Par ailleurs, Danone semble faire l’hypothèse que la santé et la lutte contre l’obésité constituent dorénavant une dimension importante de l’alimentation. L’entreprise se donne du sens et une nouvelle capacité d’attraction non seulement en orientant dans une direction presque médico-pharmaceutique sa politique de nouveaux produits mais en se séparant de son secteur biscuiterie.
Des femmes au pouvoir. Les signaux s’accumulent.
Le plafond de verre se brise-t-il ? Newsweek du 22/10 titre sur « Women and Power » et affiche sur sa couverture une photo d’Anne Lauvergeon, CEO d’Areva. Le journal s’interroge : les femmes dirigent-elles différemment ?
Katy Koop remplace Gauthier Sauvagnac comme négociateur en chef du patronat qui se trouve être présidé par une femme, Laurence Parisot.
Le New York Times, supplément du Monde du 10/11 titre « Shifting the Balance of Power ». Il évoque Hillary Clinton (différentes règles du jeu si une femme est dans la compétition ?), Cristina Kirchner (Argentine), Michelle Bachelet (Chili), Portia-Simpson Miller (Ier Min. de Jamaïque), etc.
Un compromis historique avec les syndicats ?
Telle qu’elle apparaît le 15 novembre, la situation dans les transports est incertaine.

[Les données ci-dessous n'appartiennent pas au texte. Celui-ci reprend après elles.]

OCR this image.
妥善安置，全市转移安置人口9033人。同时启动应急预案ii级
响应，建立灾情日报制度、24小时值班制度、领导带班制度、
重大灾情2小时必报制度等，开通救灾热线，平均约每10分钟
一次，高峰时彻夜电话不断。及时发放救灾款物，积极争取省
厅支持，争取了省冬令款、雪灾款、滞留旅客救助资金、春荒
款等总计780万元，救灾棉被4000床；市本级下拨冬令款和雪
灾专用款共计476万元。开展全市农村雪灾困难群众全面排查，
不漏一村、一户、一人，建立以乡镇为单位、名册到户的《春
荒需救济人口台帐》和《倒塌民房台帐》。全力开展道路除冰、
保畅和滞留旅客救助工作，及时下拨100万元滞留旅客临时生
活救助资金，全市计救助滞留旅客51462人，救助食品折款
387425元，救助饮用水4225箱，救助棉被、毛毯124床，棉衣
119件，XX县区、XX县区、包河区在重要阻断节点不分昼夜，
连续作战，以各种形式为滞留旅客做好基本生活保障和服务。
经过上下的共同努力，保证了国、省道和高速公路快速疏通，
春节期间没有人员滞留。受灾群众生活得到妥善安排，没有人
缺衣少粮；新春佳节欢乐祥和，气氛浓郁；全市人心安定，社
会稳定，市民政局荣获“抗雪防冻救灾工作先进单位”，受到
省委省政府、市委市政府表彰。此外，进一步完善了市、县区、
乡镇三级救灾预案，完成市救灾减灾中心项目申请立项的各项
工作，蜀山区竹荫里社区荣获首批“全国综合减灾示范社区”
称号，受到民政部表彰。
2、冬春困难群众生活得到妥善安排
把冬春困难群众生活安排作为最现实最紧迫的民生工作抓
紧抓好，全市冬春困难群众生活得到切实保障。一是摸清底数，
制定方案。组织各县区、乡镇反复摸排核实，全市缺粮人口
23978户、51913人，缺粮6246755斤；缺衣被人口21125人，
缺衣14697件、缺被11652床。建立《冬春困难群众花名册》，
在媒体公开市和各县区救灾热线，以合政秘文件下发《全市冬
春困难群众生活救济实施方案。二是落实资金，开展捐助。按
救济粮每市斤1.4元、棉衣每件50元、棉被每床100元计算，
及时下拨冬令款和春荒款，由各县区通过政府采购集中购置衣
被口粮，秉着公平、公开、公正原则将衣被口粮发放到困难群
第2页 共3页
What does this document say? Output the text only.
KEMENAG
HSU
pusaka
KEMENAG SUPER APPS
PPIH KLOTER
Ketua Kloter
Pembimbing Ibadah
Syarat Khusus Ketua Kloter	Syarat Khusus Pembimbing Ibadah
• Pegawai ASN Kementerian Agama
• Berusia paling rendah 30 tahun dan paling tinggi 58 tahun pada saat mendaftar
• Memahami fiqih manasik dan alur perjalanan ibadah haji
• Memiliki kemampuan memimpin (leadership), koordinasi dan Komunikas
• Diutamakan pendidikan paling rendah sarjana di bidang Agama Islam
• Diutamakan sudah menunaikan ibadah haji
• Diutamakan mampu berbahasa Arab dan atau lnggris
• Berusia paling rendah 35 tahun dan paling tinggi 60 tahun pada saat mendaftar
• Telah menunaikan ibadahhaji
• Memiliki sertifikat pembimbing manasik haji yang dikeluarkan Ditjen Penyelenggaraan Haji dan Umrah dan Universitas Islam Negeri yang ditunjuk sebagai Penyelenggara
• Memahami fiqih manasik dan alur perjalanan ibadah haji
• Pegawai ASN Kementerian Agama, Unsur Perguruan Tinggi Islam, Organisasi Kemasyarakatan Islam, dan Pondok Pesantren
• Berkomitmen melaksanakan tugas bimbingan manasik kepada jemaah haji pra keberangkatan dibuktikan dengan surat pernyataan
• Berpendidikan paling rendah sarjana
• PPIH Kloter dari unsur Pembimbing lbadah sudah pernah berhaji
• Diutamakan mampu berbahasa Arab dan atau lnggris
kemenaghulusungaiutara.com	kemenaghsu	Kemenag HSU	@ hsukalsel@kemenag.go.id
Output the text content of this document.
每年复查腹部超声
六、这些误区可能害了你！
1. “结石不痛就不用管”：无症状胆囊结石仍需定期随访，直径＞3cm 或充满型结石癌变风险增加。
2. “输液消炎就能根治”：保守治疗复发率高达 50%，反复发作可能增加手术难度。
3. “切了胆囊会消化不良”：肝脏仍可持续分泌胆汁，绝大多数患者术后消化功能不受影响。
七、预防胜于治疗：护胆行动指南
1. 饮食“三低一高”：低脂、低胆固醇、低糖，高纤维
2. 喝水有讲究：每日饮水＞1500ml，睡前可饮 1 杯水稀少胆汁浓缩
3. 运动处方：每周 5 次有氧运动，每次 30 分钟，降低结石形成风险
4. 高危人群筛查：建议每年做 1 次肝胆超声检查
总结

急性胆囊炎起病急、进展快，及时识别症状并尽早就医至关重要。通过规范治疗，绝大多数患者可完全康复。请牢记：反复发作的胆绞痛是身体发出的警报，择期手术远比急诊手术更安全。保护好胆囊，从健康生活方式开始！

Le processus hésite entre prolongation et durcissement du conflit et sortie de crise honorable pour tout le monde. Dans le second cas ce sera un signe supplémentaire que la France peut se dégager du penchant conflictuel qui paralyse sa capacité d’innovation.
Plusieurs éléments balisent la piste de la négociation créative :
– La posture de Sarkozy est très différente de celle de Jupé en 95. Jupé était chef de gouvernement « droit dans ses bottes » et convaincu qu’il était le plus intelligent. Sarkozy se présente comme dépositaire de la volonté populaire (exprimée démocratiquement par son élection récente et confirmée par les sondages), de ce fait absolument déterminé mais ouvert à la négociation sur les modalités.
– Les confédérations syndicales, François Chérèque (CFDT) et Bernard Thibault (CGT) en tête, optent pour l’arrêt de la grève et acceptent la proposition du Gouvernement d’entamer des négociations tripartites au niveau des entreprises.
– Les réactions du public sont défavorables aux grévistes et les leaders syndicaux le sentent. En cas de grèves paralysantes on avait pris l’habitude de voir une courte majorité de l’opinion exprimer dans les sondages sa sympathie à l’égard des grévistes. La défense des petites gens et des libertés l’emportait. La césure G/D était encore dominante. Une nouvelle césure semble s’installer qui pourrait avoir trois composantes : 1) conserver l’ancien régime versus inventer une nouvelle donne ; 2) désordre versus ordre et 3) jeux gagnant/perdant versus jeux gagnant/gagnant.
Mais les grévistes de base ont du mal à suivre leurs leaders. Ils restent dans la culture de la conflictualité.